Fishing cooperatives in Northern Greece dating from the Byzantine Era

Wintering channels, Porto Lago Lagoon, N. Greece, M. Koutrakis

Destructive fishing methods can harm coastal wetlands. However, when locals continue long standing traditional fishing practices that protect coastal wetlands against any potential damaging activities, both the environment and the local community are mutually benefitted.

Did you know that in Greece there are fishing cooperatives that retain their traditional organisation since at the least the Byzantine period (800 AD)? Between the estuarine systems of the rivers Evros and Nestos in Northern Greece, fish from the lagoons is harvested by local co-operatives using the method of permanent fish entrapment devices (barrier fish traps), in combination with fish wintering channels. The channels are protected by nets, to protect the fish from mainly cormorants that can consume as much as 200t of fish during autumn and winter. Fish production management activities are based on centuries-old experience and tradition.

These commercial fisheries depend on migrant fish species, such as the grey mullet.

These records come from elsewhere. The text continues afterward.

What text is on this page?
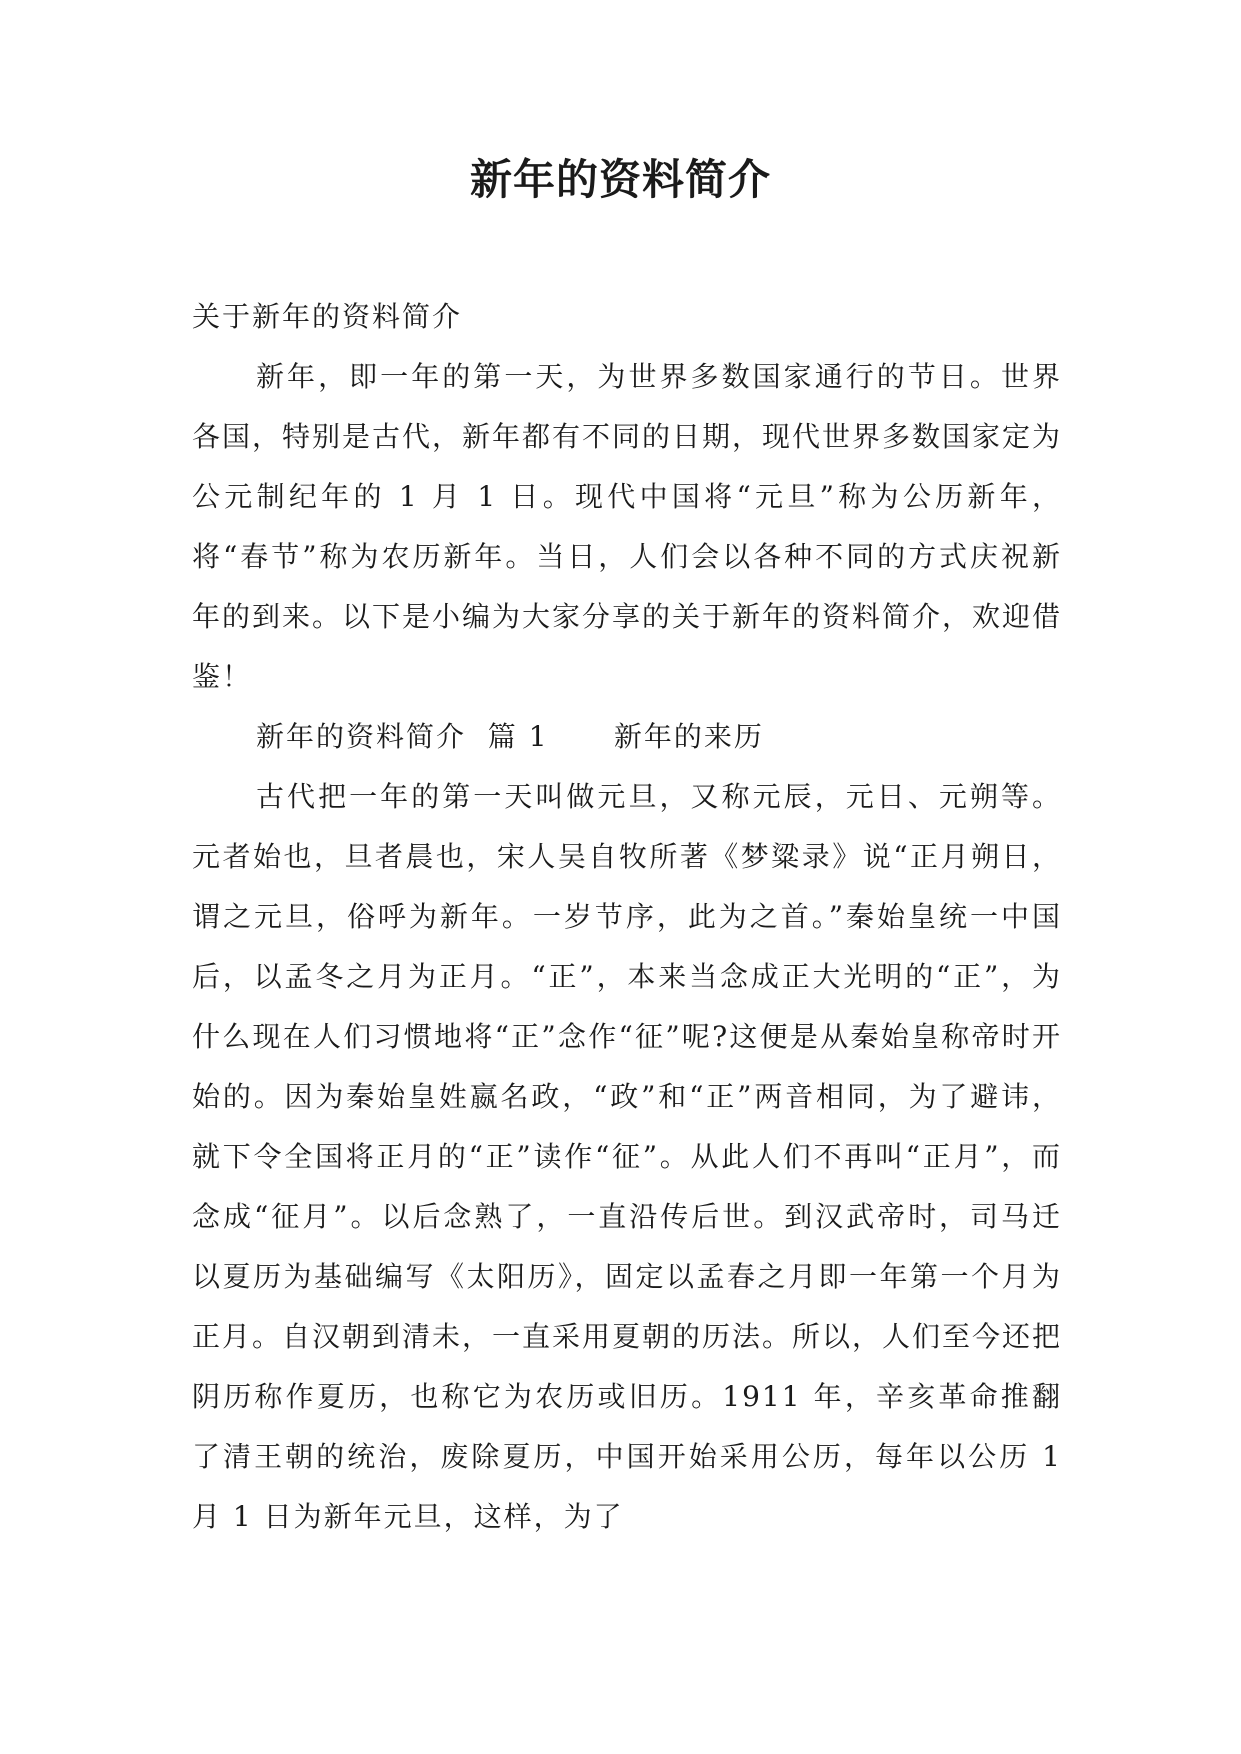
新年的资料简介

关于新年的资料简介

新年，即一年的第一天，为世界多数国家通行的节日。世界各国，特别是古代，新年都有不同的日期，现代世界多数国家定为公元制纪年的 1 月 1 日。现代中国将“元旦”称为公历新年，将“春节”称为农历新年。当日，人们会以各种不同的方式庆祝新年的到来。以下是小编为大家分享的关于新年的资料简介，欢迎借鉴！

新年的资料简介  篇 1      新年的来历

古代把一年的第一天叫做元旦，又称元辰，元日、元朔等。元者始也，旦者晨也，宋人吴自牧所著《梦粱录》说“正月朔日，谓之元旦，俗呼为新年。一岁节序，此为之首。”秦始皇统一中国后，以孟冬之月为正月。“正”，本来当念成正大光明的“正”，为什么现在人们习惯地将“正”念作“征”呢?这便是从秦始皇称帝时开始的。因为秦始皇姓嬴名政，“政”和“正”两音相同，为了避讳，就下令全国将正月的“正”读作“征”。从此人们不再叫“正月”，而念成“征月”。以后念熟了，一直沿传后世。到汉武帝时，司马迁以夏历为基础编写《太阳历》，固定以孟春之月即一年第一个月为正月。自汉朝到清未，一直采用夏朝的历法。所以，人们至今还把阴历称作夏历，也称它为农历或旧历。1911 年，辛亥革命推翻了清王朝的统治，废除夏历，中国开始采用公历，每年以公历 1 月 1 日为新年元旦，这样，为了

It is caught in the fish traps during the reproductive emigration to the sea during autumn and early winter. And what is noteworthy is that while the main product is a migrant species, local fish fauna serve as an indicator of the environmental quality of the lagoons. The presence, abundance and the fishing habits of the local fish indicate the health of the estuarine systems. There are testimonies from the Classical Era about the good quality of grey mullet harvested from the lagoons of north-eastern Greece.

The president of the fishing cooperatives organises fishermen in groups of 4 or 5 persons, which occupy a hut near the entrance to the lagoons, an arrangement which was common in many Greek coastal wetlands for centuries. The cooperatives’ catches are collectively owned and sold (both locally and to distant markets abroad) and fishermen receive both a monthly salary and a share of the profits, which is distributed equally among them. This system reduces conflicts and diminishes the needs for middle-men.

There is evidence that where well-established and productive fishing cooperatives exist the lagoon ecosystems suffer less human pressures, while with no fishing or unregulated fishing activities, coastal ecosystems have suffered a rapid decrease in environmental quality. The local communities that live on fishing play a major role in the conservation of lagoon ecosystems, protecting them against the development of potentially damaging activities.